Hanging up, I took a moment to reflect on Conroy’s situation. It was evidently as bad as he’d said. Or worse. Someone, and it looked like it had to be the mayor, was doing everything possible to get him.
Just inside the Glisten Inn, I met a naked woman. At least I assumed she was naked behind that bundle of clothes she held tightly to her body. As she passed, there was no eye contact between us. She was probably on her way to the ladies’ room to dress. Gentleman that I am, I didn’t turn around to check.
This meant that the Strip-O-Gram, a predictable event in the evening, had come and gone. Off-duty cops showed no more class than a gang of construction workers. Kerry County’s finest were no finer than any of the rest.
I paused at the entrance to the main room and surveyed the chaos. In the words of the immortal Fats Waller, the joint was jumpin’.
They were two-deep at the bar. Most of the crowd was male. There were a few policewomen and some female office help mixed. Off to the side, sitting at the tables, was a scattering of wives and good-sport girlfriends, talking among themselves, apparently wishing they were somewhere else.
With all this, the noise level was at a high screech. A jukebox blared. But the shouted conversation and idiot laughter was competing with the crashing sound of heavy metal. One way or another, it all seemed to blend together in a single, sustained roar.
Someone yelled my name nearby. I felt a tug at my sleeve.

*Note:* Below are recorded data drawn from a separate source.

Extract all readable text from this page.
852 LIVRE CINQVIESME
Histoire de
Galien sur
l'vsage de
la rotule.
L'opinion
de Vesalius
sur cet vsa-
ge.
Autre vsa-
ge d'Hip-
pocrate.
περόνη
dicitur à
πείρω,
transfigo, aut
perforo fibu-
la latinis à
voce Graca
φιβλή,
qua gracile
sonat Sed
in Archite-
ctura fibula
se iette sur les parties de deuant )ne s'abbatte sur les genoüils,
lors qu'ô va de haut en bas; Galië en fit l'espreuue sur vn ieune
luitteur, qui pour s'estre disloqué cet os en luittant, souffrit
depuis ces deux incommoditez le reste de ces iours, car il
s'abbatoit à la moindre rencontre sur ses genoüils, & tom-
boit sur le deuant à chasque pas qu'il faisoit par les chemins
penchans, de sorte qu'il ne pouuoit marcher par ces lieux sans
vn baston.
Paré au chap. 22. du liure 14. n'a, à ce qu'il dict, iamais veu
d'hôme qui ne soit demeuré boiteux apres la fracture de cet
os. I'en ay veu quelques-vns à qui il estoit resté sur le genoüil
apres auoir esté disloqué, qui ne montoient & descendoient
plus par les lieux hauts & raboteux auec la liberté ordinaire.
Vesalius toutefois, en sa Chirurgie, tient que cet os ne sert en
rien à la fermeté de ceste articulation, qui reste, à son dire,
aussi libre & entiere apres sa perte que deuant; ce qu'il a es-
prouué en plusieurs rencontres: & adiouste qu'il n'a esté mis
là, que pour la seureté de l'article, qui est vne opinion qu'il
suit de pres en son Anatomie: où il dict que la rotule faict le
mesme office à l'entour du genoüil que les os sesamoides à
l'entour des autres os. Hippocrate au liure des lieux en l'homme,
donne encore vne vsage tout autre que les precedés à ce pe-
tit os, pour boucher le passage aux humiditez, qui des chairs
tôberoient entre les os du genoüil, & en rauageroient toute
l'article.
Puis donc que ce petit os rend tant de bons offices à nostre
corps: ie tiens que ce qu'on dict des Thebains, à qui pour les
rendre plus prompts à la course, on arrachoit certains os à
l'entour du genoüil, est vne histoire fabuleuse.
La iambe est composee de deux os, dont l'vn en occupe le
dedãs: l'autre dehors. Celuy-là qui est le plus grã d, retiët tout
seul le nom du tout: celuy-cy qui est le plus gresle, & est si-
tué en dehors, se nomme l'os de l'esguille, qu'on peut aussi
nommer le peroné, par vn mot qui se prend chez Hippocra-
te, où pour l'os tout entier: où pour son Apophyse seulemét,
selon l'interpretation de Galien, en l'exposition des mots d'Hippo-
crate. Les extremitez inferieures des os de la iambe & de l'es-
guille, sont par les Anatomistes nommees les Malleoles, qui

It was the host himself, Papa Klezek.
“Hey, my lawyer man! You come, enjoy the party. That’s good.”
Klezek was almost eighty, not too tall but thick enough and obviously strong enough to give pause to any potential troublemaker. Up until three years ago, he had served as his own bouncer. That was when I got him off on an assault charge occasioned by a rowdy customer who kept grabbing at the girls one Saturday night. Since then, on my advice, he’d left the rough stuff to his fifty-year-old son.